Irma à Miami : un Auvergnat installé en Floride témoigne

Marc Amblard est resté à Miami le week-end du passage de l'ouragan Irma. C'était «une ambiance apocalyptique,» nous raconte-t-il. / © JOE RAEDLE / GETTY IMAGES NORTH AMERICA / AFP
Marc Amblard est resté à Miami le week-end du passage de l'ouragan Irma. C'était «une ambiance apocalyptique,» nous raconte-t-il. / © JOE RAEDLE / GETTY IMAGES NORTH AMERICA / AFP

Originaire de Royat (Puy-de-Dôme), Marc Amblard s'est récemment installé à Miami avec sa famille. Resté dans son appartement pendant le week-end, il a vécu le passage de l'ouragan Irma près de la ville de Floride dimanche 10 septembre. Il raconte.

Par Valentin Pasquier

Le calme revient petit à petit sur Miami, ce matin lundi 11 septembre. L'eau s'est retirée, les services municipaux commencent à s'activer pour nettoyer les rues. Cependant, il faut patienter encore un peu pour que la ville de Floride retrouve son dynamisme.

« Une grande partie de la population s'est déplacée vers le nord, en Géorgie et en Lousiane, explique Marc Amblard, un expatrié français. Ils attendent un peu avant de revenir, par peur qu'on annonce une nouvelle montée des eaux ».

Aux premières loges

Cet avocat est originaire de Royat, dans le Puy-de-Dôme, mais s'est récemment installé en Floride avec sa famille pour des raisons personnelles. Alors que les autorités américaines préviennent de l'imminence de l'ouragan, ces Auvergnats prennent la décision de rester dans leur immeuble (ou condominium) du Downtown plutôt que de respecter les consignes d'évacuation du maire de Miami.
« On savait que le "condo" était très récent et qu'il était aux normes, signale Marc Amblard. Nos vitres sont extrêmement lourdes, à la limite du blindage... D'ailleurs on trouvait ça plutôt exagéré lorsqu'on s'est installés, mais ça s'est averé justifié! » Face au déchaînement de la nature, ils étaient aux premières loges.

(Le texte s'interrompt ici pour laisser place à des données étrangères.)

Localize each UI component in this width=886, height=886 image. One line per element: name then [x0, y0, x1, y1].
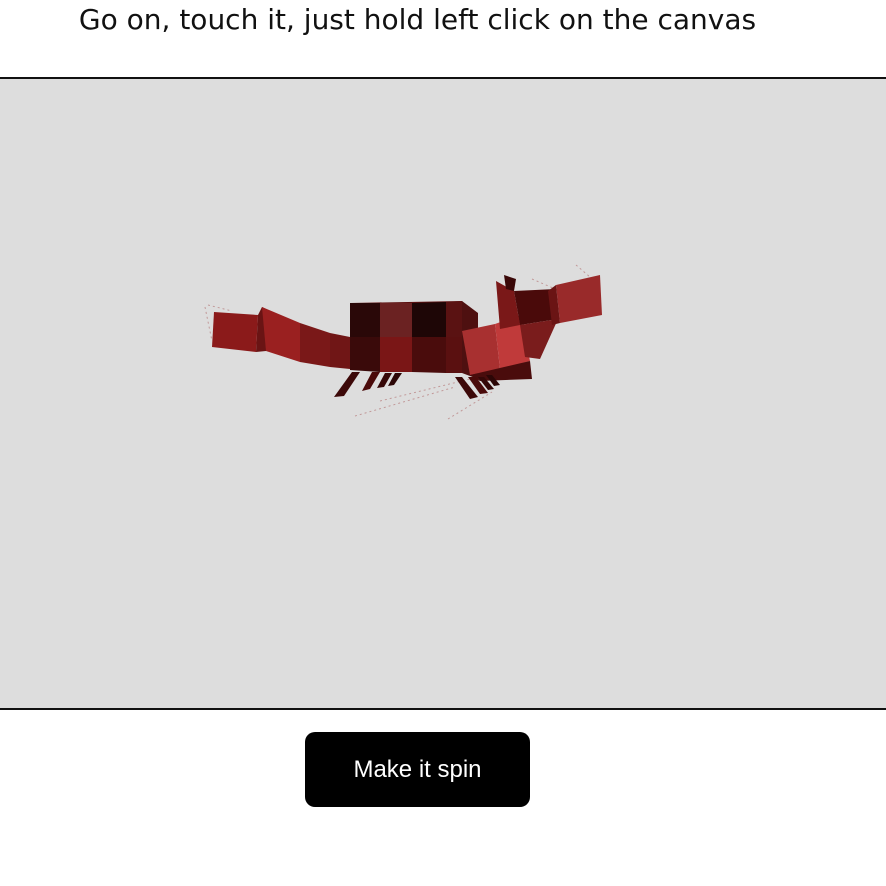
3d-viewport[interactable] [0, 79, 886, 708]
fox-tail [212, 307, 350, 369]
fox-body [350, 301, 478, 379]
3d-canvas[interactable] [0, 77, 886, 710]
page: Go on, touch it, just hold left click on… [0, 0, 886, 886]
fox-model-icon [204, 264, 602, 420]
instruction-text: Go on, touch it, just hold left click on… [78, 3, 757, 36]
make-it-spin-button[interactable]: Make it spin [305, 732, 530, 807]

Difficile de rester sans abri pendant la tempête

Samedi 9 septembre, le vent a commencé à se lever brutalement. « La ville a imposé un couvre-feu. Dans la nuit de samedi à dimanche, les rafales de vent ont atteint les 200 km/h, » raconte le Français.


Il n'est passé à côté d'aucune information sur les intempéries: les pouvoirs publics l'avaient averti par SMS. Leurs consignes avaient aussi circulé au sein des condominiums, et une carte des lieux sûrs était mise à disposition des administrés sur internet. « Les techniques de communication sont rôdées, observe Marc Amblard. Il était assez difficile de rester sans abri pendant la tempête. Les SDF eux aussi étaient pris en charge par les services sociaux. »

Au plus fort de la tempête

C'est le dimanche que l'ouragan a jeté toutes ses forces sur Miami. L'ambiance est « apocalyptique ». Cloîtrée dans son appartement, la famille puydômoise voit les luminaires trembler. Ils sont confiants : si par malheur les vitres venaient à se briser sous la force du vent, ils pouvaient battre en retraite dans les couloirs de l'immeuble. « Nous étions davantage inquiets pour les gens résidant dans des logements moins solides. » En tout cas, pas question pour eux de sortir. 

Enfin presque. « Une alarme incendie s'est déclenchée dans le "condo" en plein ouragan, confie l'expatrié. Par précaution, on a empaqueté nos affaires et on a descendu les quatorze étages. J'ai été le seul à sortir, étant suffisamment lourd pour ne pas être emporté par le vent » Dehors, malgré la difficulté de tenir debout, il filme les rues inondées, bordées de palmiers pliés et échevelés.


Après une journée mouvementée dans la plus grande agglomération de Floride, Irma a poursuivi son chemin destructeur vers Tampa, sur la côte ouest de l'État. À Miami, le retour à la normale a eu lieu vers 22 heures, dimanche 10 septembre. « C'est compliqué de tirer un bilant maintenant. Mais de prime abord, j'ai trouvé que les dégâts ne sont pas si importants que ce que l'on craignait, vu la violence extrême des vents de dimanche. » La famille française n'a souffert d'aucun dommage matériel.